Palace have given a budding artist two potato halves and a tray of red and blue paint and asked him to create a masterpiece. They have no points, and all but one of the summer signings are defenders. This doesn’t end well.

Ross Barkley

Not quite sure if he had the medical or didn’t, wants to be at Chelsea or doesn’t. But Barkley is now likely to spend at least four months as Everton’s persona non grata before he can engineer his exit.

Chris Hughton and his strikers

Brighton have made some intriguing signings in key positions, but their inability to sign a single striker over the course of the summer is truly bizarre. Hughton will count himself unlucky that several targets didn’t come off, but those excuses can only go so far. Glenn Murray, Tomer Hemed and Sam Baldock as a Premier League strikeforce is unlikely to cut the mustard.

Pep Guardiola

Signed the full-backs and goalkeeper he wanted and added Bernardo Silva as a little treat, but why oh why didn’t City sign a central defender or central midfielder?
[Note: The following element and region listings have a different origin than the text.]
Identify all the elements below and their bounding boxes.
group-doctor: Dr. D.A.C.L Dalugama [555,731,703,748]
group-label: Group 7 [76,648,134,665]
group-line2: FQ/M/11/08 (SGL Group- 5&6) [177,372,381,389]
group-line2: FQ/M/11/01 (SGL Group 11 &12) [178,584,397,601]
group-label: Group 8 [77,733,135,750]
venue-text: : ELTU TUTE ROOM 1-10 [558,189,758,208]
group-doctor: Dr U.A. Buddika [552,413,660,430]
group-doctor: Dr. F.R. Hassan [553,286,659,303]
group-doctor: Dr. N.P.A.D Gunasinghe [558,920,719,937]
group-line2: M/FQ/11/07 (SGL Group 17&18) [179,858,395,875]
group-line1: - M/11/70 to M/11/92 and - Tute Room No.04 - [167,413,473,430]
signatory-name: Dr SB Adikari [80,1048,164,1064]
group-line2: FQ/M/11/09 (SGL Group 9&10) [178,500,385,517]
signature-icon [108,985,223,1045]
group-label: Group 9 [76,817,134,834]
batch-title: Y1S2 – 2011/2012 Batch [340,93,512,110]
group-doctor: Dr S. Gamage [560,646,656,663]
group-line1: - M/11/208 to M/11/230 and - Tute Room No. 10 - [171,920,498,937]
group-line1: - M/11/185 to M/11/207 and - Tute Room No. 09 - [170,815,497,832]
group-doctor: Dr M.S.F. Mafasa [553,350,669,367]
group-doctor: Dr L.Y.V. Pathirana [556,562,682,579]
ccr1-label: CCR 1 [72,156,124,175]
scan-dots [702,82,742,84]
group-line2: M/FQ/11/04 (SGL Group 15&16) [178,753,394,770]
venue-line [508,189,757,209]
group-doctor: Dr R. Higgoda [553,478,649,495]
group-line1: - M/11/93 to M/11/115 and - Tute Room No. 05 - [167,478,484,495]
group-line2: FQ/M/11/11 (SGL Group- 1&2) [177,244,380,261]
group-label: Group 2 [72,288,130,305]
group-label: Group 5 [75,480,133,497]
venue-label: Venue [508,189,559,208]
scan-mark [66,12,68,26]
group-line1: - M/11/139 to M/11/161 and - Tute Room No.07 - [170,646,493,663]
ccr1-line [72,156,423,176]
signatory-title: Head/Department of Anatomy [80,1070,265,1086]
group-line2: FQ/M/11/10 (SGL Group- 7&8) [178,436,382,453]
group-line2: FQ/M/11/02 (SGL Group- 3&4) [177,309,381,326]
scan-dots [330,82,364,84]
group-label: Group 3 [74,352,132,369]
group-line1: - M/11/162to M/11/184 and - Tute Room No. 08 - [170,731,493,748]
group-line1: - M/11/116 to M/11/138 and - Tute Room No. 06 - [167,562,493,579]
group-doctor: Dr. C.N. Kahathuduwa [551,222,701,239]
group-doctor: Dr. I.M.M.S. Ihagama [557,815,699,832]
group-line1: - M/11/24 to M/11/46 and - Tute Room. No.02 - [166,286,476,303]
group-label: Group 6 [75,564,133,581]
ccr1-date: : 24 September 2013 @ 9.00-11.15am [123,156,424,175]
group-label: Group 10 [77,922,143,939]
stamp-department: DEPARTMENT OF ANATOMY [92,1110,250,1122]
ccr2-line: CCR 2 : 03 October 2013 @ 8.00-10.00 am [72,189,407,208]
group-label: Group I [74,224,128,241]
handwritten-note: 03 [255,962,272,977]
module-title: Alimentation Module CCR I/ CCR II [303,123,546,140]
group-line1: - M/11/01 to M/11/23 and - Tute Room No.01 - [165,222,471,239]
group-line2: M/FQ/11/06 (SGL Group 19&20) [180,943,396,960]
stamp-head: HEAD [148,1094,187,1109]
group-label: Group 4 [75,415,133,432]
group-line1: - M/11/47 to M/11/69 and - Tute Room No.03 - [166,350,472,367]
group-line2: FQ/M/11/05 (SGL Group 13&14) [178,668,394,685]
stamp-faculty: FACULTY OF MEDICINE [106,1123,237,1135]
Add in the failure to land Alexis Sanchez – their top transfer target – and Guardiola will be a lot less content than he was a month ago, despite the arrivals.

Burnley

A strong start to the season, but Burnley lost Andre Gray and Michael Keane this summer. Chris Wood might be able to replace the former, but a central defensive pair of Ben Mee and James Tarkowski, with no natural cover on the bench, looks incredibly thin. Plenty of work for Tom Heaton to do, you’d think.

Watford’s fringe players

Because Watford are Watford, they recruited 12 players into an already bloated first-team squad. By my reckoning, they have 33 players to fit into a 25-man Premier League squad, of which only four meet the under-21 criteria. A few players are set for a quiet four months.

Jack Wilshere

The little boy who nobody wanted.

Jim White

All ready to go but with nothing to do, like me at the end of every night in fresher’s week. Maybe when Sky Sports’ yellow-tinged palaver eases down on the hyperbole, the last hours of the transfer window might not be such an anticlimax.